Who says America doesn't make stuff anymore? From cars to coffee, hot sauce to jumbo jets, we've got 10 great places to see how the proverbial sausage is made.
Ford Rouge Factory, Dearborn, Mich. -- One of the most important sites in the history of the automobile, this city unto itself just 10 minutes from downtown Detroit is where you'll now find the F-150 pickup truck in production. All tours begin at the nearby Henry Ford museum complex, a destination unto itself (thehenryford.org).
Martin Guitar, Nazareth, Pa. -- The choice of sensitive rockers everywhere was around long before rock 'n' roll was invented. Martin's history of manufacturing some of the world's greatest acoustic guitars begins back in the 1700s. One-hour tours of the plant are complemented by an on-site museum and a Pickin' Parlor, where visitors are welcome to play high-end and limited edition models (martinguitar.com).
Intelligentsia Coffee, Chicago, Ill. -- One of the most popular roasters in the country -- now served in some of the most popular cafes and restaurants in New York, Chicago and Los Angeles -- offers its fans (or just the merely curious) this easy-going and fun tour at their main roasting facility in the Windy City. And, you'll get all the freshly-brewed coffee you can drink (intelligentsiacoffee.com).
Boeing, Everett, Wash. -- Go inside the world's largest building by volume -- 472,000,000 cubic feet -- for the chance to glimpse Boeing's new 787 Dreamliner in production, then head to the Future of Flight Aviation Center and get strapped into The Innovator, a seven-seat simulator that puts you in the cockpit for the ride of your life (boeing.com).
Louisville Slugger Museum & Factory, Louisville, Ky. -- You've seen them in the hands of countless baseball greats, here's your chance to get right on the factory floor and see how the official bat of Major League Baseball is made. Each tour participant gets a mini-Slugger to take home as a souvenir; afterwards, stick around for the museum, a fun and informative look at the history of America's best-known bat (sluggermuseum.org).
Harley-Davidson, Menomonee Falls, Wis. -- It may not be the sexiest bit of the hog, but you can't have a Harley without a proper powertrain, right? Visitors are welcomed in to observe operations at the 849,000 square-foot plant northwest of downtown Milwaukee. Also, make sure to pay a visit to the company's fun and interactive downtown museum; consider checking into the handsome, museum-adjacent Iron Horse Hotel (harley-davidson.com).

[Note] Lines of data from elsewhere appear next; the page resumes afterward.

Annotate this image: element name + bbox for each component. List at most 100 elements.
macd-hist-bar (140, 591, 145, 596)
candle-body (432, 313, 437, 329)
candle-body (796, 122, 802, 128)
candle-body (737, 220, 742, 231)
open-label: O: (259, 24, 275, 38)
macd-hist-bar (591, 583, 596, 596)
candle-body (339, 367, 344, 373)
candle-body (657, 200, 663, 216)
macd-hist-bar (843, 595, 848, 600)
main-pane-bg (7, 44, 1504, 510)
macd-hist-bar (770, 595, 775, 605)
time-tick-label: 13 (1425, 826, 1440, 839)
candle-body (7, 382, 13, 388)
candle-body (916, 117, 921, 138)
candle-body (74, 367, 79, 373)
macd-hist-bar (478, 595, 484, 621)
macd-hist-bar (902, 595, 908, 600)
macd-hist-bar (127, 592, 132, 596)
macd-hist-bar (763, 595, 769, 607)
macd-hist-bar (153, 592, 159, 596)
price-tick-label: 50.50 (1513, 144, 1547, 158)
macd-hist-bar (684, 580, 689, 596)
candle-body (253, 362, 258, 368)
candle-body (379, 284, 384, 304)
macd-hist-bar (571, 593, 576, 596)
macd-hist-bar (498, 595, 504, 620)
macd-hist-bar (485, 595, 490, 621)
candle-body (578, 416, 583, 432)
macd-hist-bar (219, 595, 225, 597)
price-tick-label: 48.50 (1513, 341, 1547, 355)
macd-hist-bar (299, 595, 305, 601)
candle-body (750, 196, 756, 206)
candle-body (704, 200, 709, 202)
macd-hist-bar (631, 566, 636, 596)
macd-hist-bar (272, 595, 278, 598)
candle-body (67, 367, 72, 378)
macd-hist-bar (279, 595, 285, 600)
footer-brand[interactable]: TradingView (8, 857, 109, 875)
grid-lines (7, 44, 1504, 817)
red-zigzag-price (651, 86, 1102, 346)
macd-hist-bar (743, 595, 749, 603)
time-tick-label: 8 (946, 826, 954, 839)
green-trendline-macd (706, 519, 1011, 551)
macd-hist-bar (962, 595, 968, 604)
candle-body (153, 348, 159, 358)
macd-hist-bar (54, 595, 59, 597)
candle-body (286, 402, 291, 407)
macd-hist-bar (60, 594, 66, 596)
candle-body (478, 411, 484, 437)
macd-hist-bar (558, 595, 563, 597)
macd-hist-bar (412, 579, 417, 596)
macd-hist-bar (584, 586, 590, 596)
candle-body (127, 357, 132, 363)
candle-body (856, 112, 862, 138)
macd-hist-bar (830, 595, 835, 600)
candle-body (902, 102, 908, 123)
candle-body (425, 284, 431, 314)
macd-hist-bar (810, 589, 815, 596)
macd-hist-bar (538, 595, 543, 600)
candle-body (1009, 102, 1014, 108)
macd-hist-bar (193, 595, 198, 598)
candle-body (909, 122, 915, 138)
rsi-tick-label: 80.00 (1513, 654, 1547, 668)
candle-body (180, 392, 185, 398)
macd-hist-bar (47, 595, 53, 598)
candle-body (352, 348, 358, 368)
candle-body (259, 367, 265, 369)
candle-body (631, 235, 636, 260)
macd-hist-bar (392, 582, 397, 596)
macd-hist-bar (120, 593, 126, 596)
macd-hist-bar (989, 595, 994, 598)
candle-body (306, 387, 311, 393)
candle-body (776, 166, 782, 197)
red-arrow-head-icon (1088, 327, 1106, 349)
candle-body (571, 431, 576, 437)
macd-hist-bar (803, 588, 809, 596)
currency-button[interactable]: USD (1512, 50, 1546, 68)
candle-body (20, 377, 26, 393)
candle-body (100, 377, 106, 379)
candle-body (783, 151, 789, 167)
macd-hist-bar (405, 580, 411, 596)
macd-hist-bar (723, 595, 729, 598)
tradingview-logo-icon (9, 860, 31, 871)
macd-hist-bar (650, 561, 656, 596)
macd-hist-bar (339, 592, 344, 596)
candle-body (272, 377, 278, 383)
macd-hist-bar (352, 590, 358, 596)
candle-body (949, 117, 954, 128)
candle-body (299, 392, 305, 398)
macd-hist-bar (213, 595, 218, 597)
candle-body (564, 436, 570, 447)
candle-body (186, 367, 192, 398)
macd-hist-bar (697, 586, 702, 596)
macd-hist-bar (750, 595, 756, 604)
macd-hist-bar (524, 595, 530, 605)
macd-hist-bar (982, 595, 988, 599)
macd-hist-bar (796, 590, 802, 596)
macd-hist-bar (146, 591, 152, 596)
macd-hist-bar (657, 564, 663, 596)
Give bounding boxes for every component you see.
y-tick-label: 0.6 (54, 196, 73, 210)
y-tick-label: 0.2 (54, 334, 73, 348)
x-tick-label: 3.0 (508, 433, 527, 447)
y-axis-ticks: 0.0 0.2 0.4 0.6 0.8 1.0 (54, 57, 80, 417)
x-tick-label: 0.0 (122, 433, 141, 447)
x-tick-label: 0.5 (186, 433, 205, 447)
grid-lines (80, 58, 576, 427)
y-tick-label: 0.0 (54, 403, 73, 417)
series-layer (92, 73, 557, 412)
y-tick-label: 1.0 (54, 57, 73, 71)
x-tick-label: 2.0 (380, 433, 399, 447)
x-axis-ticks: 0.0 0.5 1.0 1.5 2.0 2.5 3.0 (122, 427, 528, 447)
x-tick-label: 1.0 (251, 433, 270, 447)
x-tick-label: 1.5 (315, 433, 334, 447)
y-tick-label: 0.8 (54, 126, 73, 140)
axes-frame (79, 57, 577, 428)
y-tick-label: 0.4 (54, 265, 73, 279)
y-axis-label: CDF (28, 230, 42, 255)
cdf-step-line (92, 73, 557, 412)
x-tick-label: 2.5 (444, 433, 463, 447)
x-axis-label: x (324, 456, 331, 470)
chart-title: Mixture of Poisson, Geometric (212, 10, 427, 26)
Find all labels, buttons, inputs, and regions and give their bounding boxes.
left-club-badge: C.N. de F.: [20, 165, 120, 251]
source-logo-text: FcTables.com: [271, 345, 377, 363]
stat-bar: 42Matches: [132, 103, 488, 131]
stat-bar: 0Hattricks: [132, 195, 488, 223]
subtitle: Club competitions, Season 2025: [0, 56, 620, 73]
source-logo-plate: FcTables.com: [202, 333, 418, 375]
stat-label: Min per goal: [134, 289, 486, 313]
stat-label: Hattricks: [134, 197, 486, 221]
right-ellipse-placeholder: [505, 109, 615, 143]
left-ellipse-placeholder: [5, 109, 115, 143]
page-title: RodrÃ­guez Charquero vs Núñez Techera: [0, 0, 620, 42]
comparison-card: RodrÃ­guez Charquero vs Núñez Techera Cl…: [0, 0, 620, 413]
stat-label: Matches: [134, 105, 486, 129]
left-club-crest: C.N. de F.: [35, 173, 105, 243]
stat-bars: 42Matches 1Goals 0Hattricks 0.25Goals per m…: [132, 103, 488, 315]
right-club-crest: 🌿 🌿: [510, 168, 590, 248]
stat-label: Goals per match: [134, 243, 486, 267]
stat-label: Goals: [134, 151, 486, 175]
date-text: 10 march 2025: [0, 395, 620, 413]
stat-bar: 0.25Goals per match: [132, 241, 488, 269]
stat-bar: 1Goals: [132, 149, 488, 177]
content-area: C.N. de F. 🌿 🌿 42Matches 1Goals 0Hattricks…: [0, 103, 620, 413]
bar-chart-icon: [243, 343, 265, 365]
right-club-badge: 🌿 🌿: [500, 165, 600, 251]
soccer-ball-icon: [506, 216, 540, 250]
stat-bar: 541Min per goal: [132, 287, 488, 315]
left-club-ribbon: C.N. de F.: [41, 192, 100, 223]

Dogfish Head, Milton, Del. -- What was once a small Delaware brewery has grown to become one of the best on the East Coast. Tours are casual and cool, samples are (but of course) offered. If you didn't get enough to drink on the tour, check out their popular brewpub and restaurant in nearby Rehoboth Beach (dogfish.com).
Tabasco Factory, Avery Island, La. -- That familiar smell fills the air as you drive on to 2,200-acre Avery Island; there's no mistaking that you've arrived in the home of America's favorite hot sauce. But a tour through Tabasco's factory operation is just part of the experience here; the company-owned Jungle Gardens and Bird City make a visit to the island a fun day out from either New Orleans or Cajun Country (tabasco.com).
Mack Trucks, Macungie, Pa. -- Are you an admirer of the mighty Mack? Put on your comfortable shoes and embark on a 1.5-mile walking tour of the famed truck's mighty manufacturing plant. Visitors to the site are also invited to visit the Mack Museum, featuring a wide range of vintage vehicles dating from the early 1900s up to 1979 (macktrucks.com).
Airstream Factory, Jackson Center, Ohio -- A tiny town set amid the central Ohio farm fields is the setting for the factory that produces those iconic silver travel trailers. It's a pilgrimage site for owners, who bring their houses on wheels here to be serviced, camping out at the on-site RV park. The free, daily factory tour is good fun, even if just to see one of the country's most stubbornly unchanged companies in action (airstream.com).